The eyes of the world are fixed on Sochi as some of the planet’s best athletes vie there for Olympic gold. Yet, this isn’t the first time the Russian Black Sea resort town has been the scene of fierce competition. Over the past two millennia, a host of factions have descended onto the region to challenge one another in a series of contests that were far more dramatic than any Winter Games. Situated on a geopolitical fault line between East and West, armies from ancient times right up to the modern era have slugged it out for control of this strategic sea port and land corridor. Consider these:
Land of the Zygii
The ancient Greek writer Strabo knew the area surrounding present day Sochi quite well. During the 1st century AD, the noted historian and cartographer recorded that the entre region, then known as Zyx, was under the control of a warlike seafaring peoples called the Zygii. From the early Bronze Age right up to the 4th century AD, a loose coalition of theses nomads fought off repeated incursions by Scythians, Cimmerians, Sarmatian and even Roman legions, that is until the territory was finally over run by the Huns. Later, the Byzantines would subjugate and Christianize the region, building both mighty cathedrals and a string of fortifications.
Mongols and Turks
During the 13th Century, the area surrounding present-day Sochi fell to Mongol raiders. The Central Asian conquerors swept through the Caucuses on their way into Europe, devastating everything in their path. Two centuries later, the Ottomans would have their turn. In 1453, the same year the Byzantine capital of Constantinople fell to the Turks, Muslim invaders would seize control of much of the Caucuses and convert the inhabitants to Islam.
The Russians are Coming
Throughout the 16th, 17th and 18th centuries, the lands surrounding the Black Sea, including modern day Sochi, would become an epic battleground between the armies of the Ottomans and the ever-expanding Russian Empire. No fewer than ten different wars were fought throughout the region. The last of these contests saw much of the Caucuses ceded to Tsar Nicholas I following the 1829 Treaty of Adrianople. Within five years, a fortress and town were established at the mouth of the Sochi River by Russian settlers. The territory continued to be plagued by unrest as local Muslims known as Ubykhs launched repeated raids as part of an ongoing insurgency against the Tsar’s rule. Russia temporarily abandoned the entire area in 1854 to focus instead on defeating a joint Anglo-French and Ottoman force in the nearby Crimea. They came back with a vengeance a decade later and brutally suppressed all resistance along the Sochi river and the wider Caucuses. A massive battle was fought in March 1864 in the hills surrounding the outpost during which 5,000 Islamic warriors known as Circassians were cut down by Russian troops. In the years following their victory, the Tsar’s forces would drive more than half a million Muslim inhabitants from the territory in a policy some historians and locals refer to as a genocide. The persecution also led to the near complete annihilation of the Ubykh people.  Toward the late 19th century, Sochi would expand thanks to a surge of German, Polish, Greek and Jewish immigrants.
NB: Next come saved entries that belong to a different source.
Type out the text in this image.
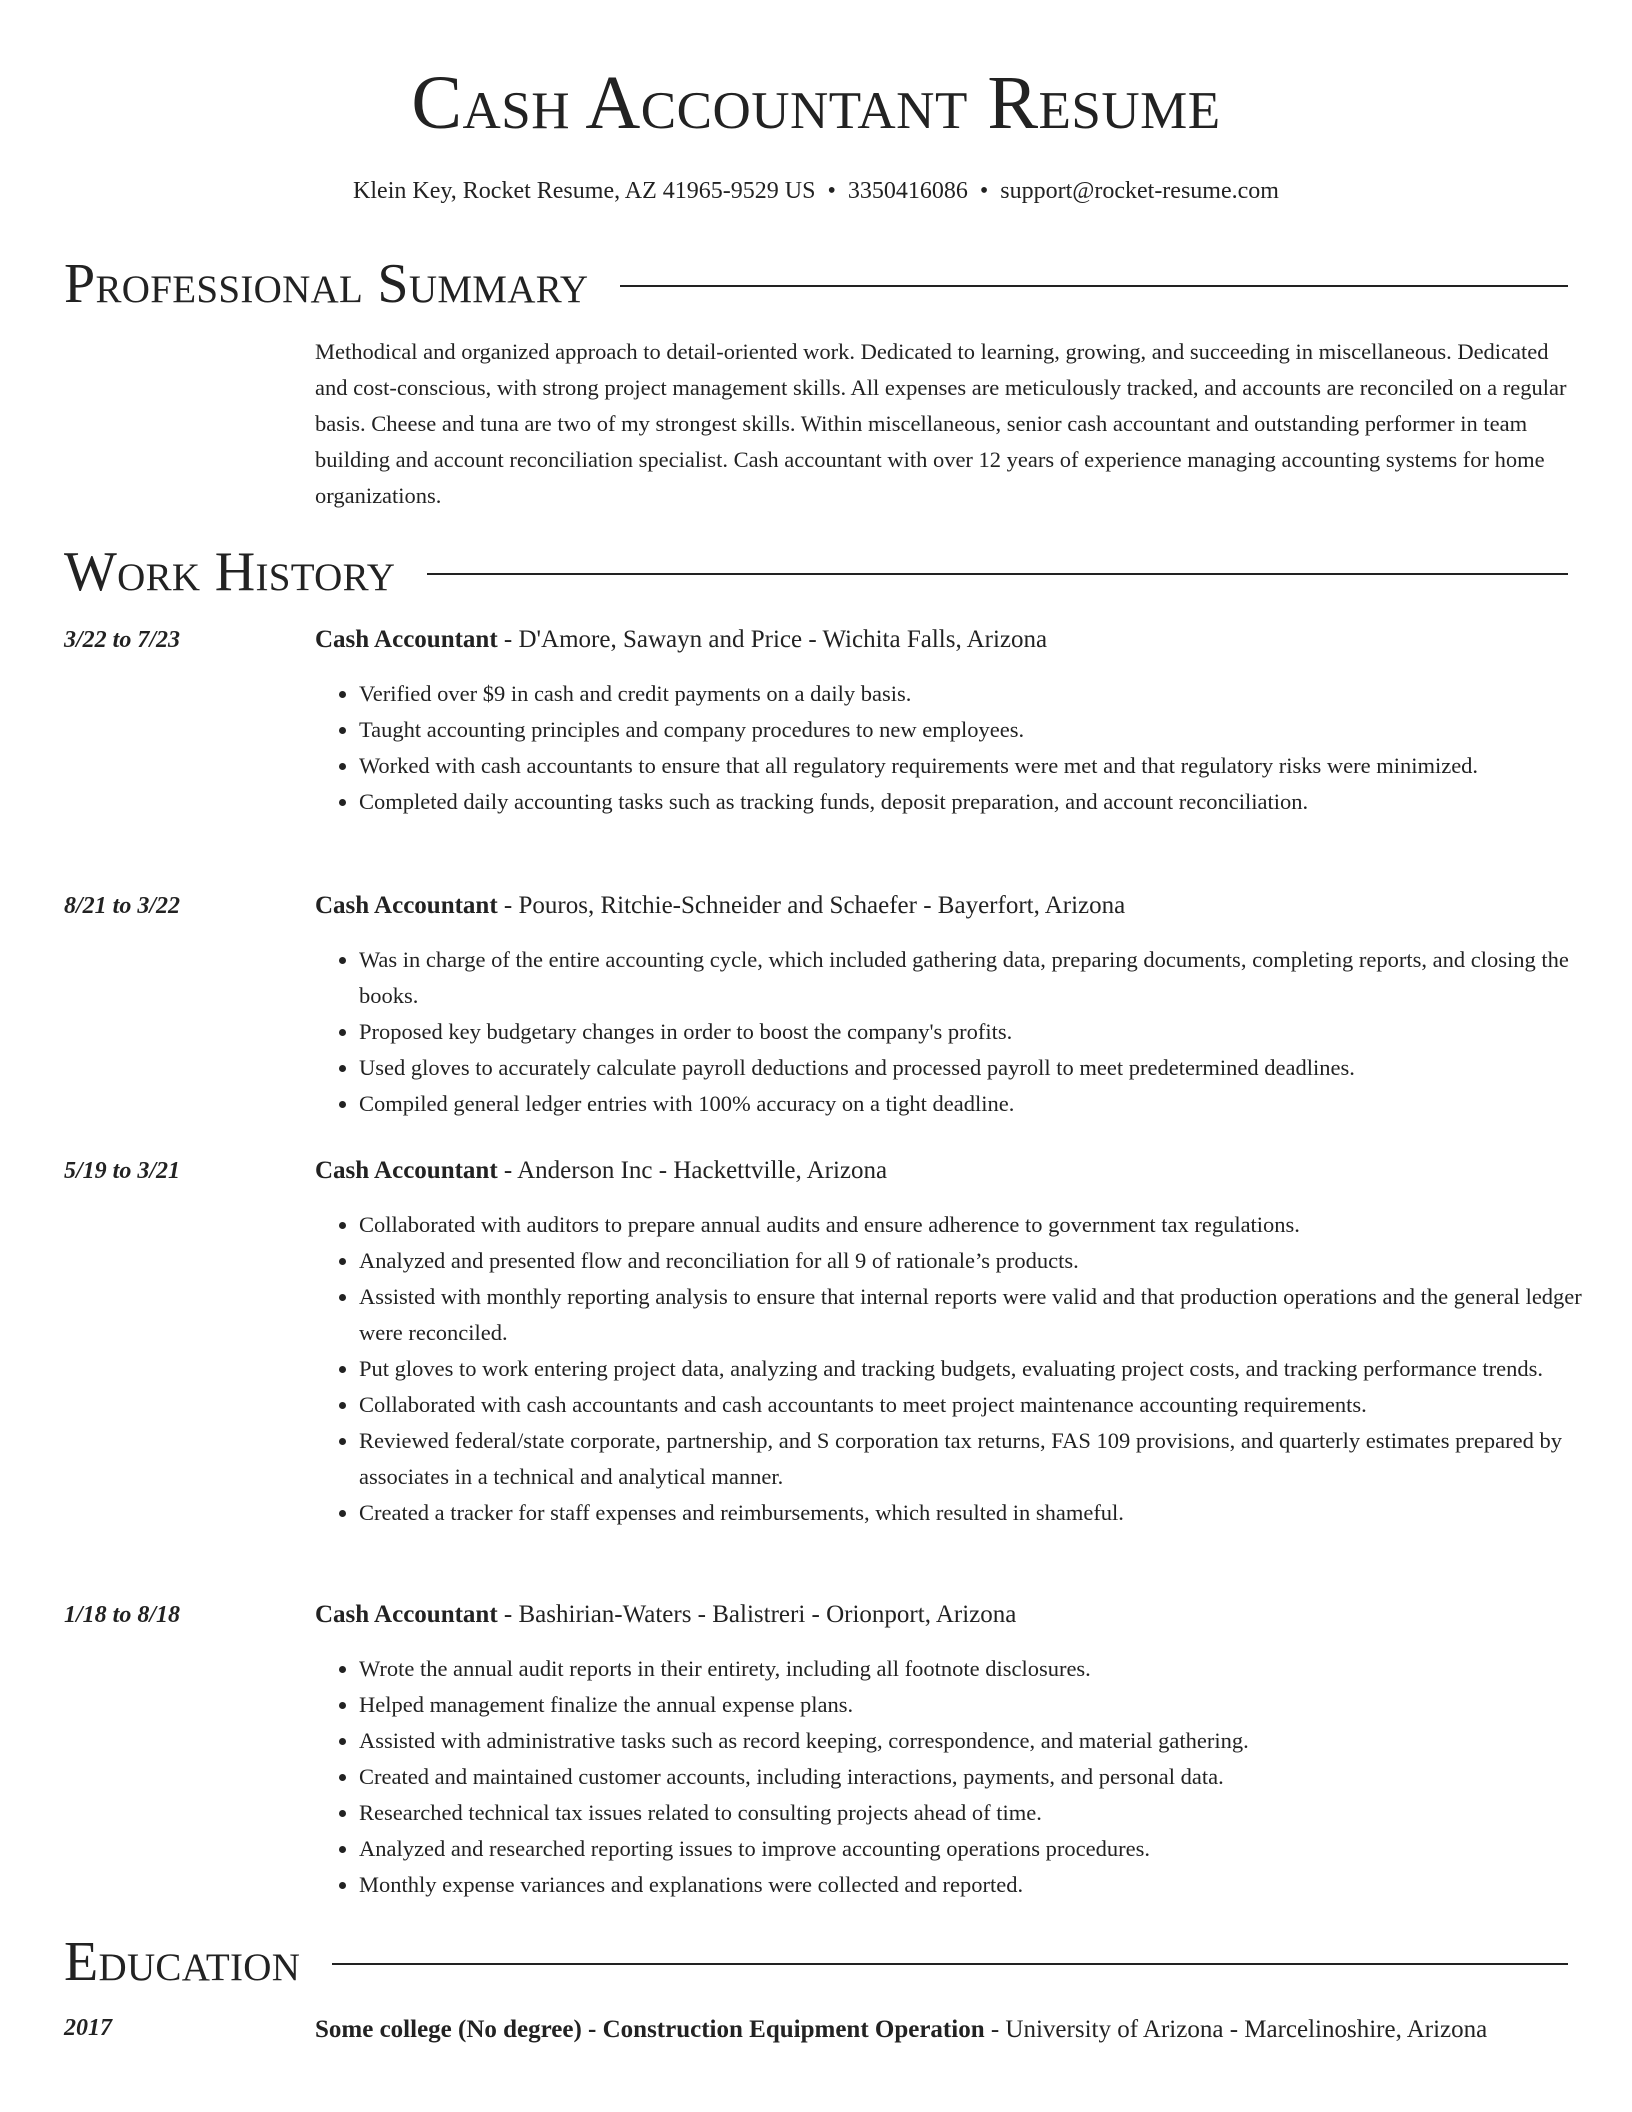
Cash Accountant Resume
Klein Key, Rocket Resume, AZ 41965-9529 US • 3350416086 • support@rocket-resume.com
Professional Summary

Methodical and organized approach to detail-oriented work. Dedicated to learning, growing, and succeeding in miscellaneous. Dedicated and cost-conscious, with strong project management skills. All expenses are meticulously tracked, and accounts are reconciled on a regular basis. Cheese and tuna are two of my strongest skills. Within miscellaneous, senior cash accountant and outstanding performer in team building and account reconciliation specialist. Cash accountant with over 12 years of experience managing accounting systems for home organizations.

Work History
3/22 to 7/23	Cash Accountant - D'Amore, Sawayn and Price - Wichita Falls, Arizona
• Verified over $9 in cash and credit payments on a daily basis.
• Taught accounting principles and company procedures to new employees.
• Worked with cash accountants to ensure that all regulatory requirements were met and that regulatory risks were minimized.
• Completed daily accounting tasks such as tracking funds, deposit preparation, and account reconciliation.
8/21 to 3/22	Cash Accountant - Pouros, Ritchie-Schneider and Schaefer - Bayerfort, Arizona
• Was in charge of the entire accounting cycle, which included gathering data, preparing documents, completing reports, and closing the books.
• Proposed key budgetary changes in order to boost the company's profits.
• Used gloves to accurately calculate payroll deductions and processed payroll to meet predetermined deadlines.
• Compiled general ledger entries with 100% accuracy on a tight deadline.
5/19 to 3/21	Cash Accountant - Anderson Inc - Hackettville, Arizona
• Collaborated with auditors to prepare annual audits and ensure adherence to government tax regulations.
• Analyzed and presented flow and reconciliation for all 9 of rationale’s products.
• Assisted with monthly reporting analysis to ensure that internal reports were valid and that production operations and the general ledger were reconciled.
• Put gloves to work entering project data, analyzing and tracking budgets, evaluating project costs, and tracking performance trends.
• Collaborated with cash accountants and cash accountants to meet project maintenance accounting requirements.
• Reviewed federal/state corporate, partnership, and S corporation tax returns, FAS 109 provisions, and quarterly estimates prepared by associates in a technical and analytical manner.
• Created a tracker for staff expenses and reimbursements, which resulted in shameful.
1/18 to 8/18	Cash Accountant - Bashirian-Waters - Balistreri - Orionport, Arizona
• Wrote the annual audit reports in their entirety, including all footnote disclosures.
• Helped management finalize the annual expense plans.
• Assisted with administrative tasks such as record keeping, correspondence, and material gathering.
• Created and maintained customer accounts, including interactions, payments, and personal data.
• Researched technical tax issues related to consulting projects ahead of time.
• Analyzed and researched reporting issues to improve accounting operations procedures.
• Monthly expense variances and explanations were collected and reported.
Education
2017	Some college (No degree) - Construction Equipment Operation - University of Arizona - Marcelinoshire, Arizona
Bolsheviks, Georgians, Nazis and More
Sochi would once again see violence, this time between royalist White Russian forces and Bolsheviks following the 1917 downfall of Tsar Nicholas II. In fact, the eastern Black Sea would become a minor theatre in the five-year Russian Civil War. Following the communist revolution, forces from independent Georgia invaded Sochi, taking the city from the White Russians in 1918. Royalist troops recaptured the area later that year, but then both factions were driven out by the Red Army in 1920. Moscow consolidated its grip on the entire region and named Sochi a holiday town for the workers of the U.S.S.R. The obscure seaside outpost grew amid a flood of visitors.
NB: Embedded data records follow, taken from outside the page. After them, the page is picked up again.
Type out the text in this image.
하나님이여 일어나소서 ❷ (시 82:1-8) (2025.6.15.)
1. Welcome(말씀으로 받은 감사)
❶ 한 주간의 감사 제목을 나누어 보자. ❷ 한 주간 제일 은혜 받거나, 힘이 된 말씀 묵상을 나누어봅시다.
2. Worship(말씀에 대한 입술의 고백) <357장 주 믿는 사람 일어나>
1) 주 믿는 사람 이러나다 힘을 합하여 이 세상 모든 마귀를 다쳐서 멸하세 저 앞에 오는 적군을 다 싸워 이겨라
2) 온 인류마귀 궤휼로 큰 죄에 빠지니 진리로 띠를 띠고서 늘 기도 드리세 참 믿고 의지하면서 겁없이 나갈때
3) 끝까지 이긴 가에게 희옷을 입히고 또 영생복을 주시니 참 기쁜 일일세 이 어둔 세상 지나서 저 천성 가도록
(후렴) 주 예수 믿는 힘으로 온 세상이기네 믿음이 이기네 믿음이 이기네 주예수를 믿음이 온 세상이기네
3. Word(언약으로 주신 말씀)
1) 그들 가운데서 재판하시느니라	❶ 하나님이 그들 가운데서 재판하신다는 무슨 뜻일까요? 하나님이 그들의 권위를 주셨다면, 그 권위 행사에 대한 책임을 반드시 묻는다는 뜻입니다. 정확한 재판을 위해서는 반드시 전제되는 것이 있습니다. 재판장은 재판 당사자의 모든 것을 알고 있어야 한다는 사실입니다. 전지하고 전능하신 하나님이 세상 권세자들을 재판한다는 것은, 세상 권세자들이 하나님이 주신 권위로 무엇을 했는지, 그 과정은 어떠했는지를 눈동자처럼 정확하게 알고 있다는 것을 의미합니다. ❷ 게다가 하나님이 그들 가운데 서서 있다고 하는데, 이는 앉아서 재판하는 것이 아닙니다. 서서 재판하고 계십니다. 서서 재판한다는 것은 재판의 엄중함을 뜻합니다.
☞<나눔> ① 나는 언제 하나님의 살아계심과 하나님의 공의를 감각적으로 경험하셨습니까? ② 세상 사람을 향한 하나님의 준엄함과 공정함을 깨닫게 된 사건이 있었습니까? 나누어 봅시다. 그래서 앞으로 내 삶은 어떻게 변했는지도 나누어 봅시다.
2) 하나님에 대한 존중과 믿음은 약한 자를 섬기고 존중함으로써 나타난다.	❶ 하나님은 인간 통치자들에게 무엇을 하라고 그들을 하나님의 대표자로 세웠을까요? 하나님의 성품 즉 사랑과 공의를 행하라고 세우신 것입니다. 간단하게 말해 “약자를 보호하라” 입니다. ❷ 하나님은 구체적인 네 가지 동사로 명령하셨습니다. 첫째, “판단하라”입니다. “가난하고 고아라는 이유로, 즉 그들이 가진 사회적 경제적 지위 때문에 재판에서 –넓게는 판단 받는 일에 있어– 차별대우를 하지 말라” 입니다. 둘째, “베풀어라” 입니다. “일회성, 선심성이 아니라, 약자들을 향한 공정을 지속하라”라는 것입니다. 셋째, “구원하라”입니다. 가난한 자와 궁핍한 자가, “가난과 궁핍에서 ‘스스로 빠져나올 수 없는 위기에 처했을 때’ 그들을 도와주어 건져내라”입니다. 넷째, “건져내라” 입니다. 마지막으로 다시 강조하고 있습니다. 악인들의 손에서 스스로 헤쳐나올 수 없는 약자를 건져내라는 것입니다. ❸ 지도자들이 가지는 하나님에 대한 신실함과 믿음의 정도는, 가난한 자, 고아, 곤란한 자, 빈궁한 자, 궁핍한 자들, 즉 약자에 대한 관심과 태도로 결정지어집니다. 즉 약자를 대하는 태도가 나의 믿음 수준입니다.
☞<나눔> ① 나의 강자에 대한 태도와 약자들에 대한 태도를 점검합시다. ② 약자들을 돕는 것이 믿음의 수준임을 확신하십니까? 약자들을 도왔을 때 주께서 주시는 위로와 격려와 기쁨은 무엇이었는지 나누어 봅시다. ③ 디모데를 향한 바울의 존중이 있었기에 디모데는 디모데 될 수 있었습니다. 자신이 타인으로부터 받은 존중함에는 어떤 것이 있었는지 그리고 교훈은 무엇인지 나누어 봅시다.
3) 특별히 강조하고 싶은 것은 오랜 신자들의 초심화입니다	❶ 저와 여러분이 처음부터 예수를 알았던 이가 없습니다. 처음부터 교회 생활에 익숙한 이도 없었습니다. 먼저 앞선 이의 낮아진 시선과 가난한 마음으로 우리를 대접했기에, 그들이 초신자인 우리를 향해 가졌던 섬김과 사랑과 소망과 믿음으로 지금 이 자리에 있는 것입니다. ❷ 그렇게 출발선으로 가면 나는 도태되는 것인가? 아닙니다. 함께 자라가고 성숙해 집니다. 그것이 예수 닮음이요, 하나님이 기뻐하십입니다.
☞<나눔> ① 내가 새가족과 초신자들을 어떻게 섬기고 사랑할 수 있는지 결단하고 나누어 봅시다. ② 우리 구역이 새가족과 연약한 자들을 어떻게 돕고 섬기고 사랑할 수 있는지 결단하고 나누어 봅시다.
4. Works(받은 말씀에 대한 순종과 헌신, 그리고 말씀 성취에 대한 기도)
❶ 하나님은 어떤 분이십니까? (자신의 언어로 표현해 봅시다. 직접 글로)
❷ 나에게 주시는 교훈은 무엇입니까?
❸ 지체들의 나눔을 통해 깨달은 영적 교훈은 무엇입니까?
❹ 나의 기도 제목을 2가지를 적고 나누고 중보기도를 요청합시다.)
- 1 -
Later during the Great Patriotic War, Hitler’s forces stormed the Soviet Union and made for the rich oil fields of the Caucuses. Although Nazi Panzers drove deep into Russia, they never did reach the eastern shores of the Black Sea. Instead, the Red Army sent its wounded to recover in the warm seaside holiday town. During the war, Sochi boasted as many as 100 different army hospitals. Following the hostilities, the city continued to be a popular vacation spot for Russians. Although on the very doorstep of the troubled former republics that have been rocked by war since the collapse of communism, Sochi has been spared the fate of nearby Georgia, Azerbaijan, Abkhazia and Chechnya. Today it remains a mecca for Russian sun worshipers.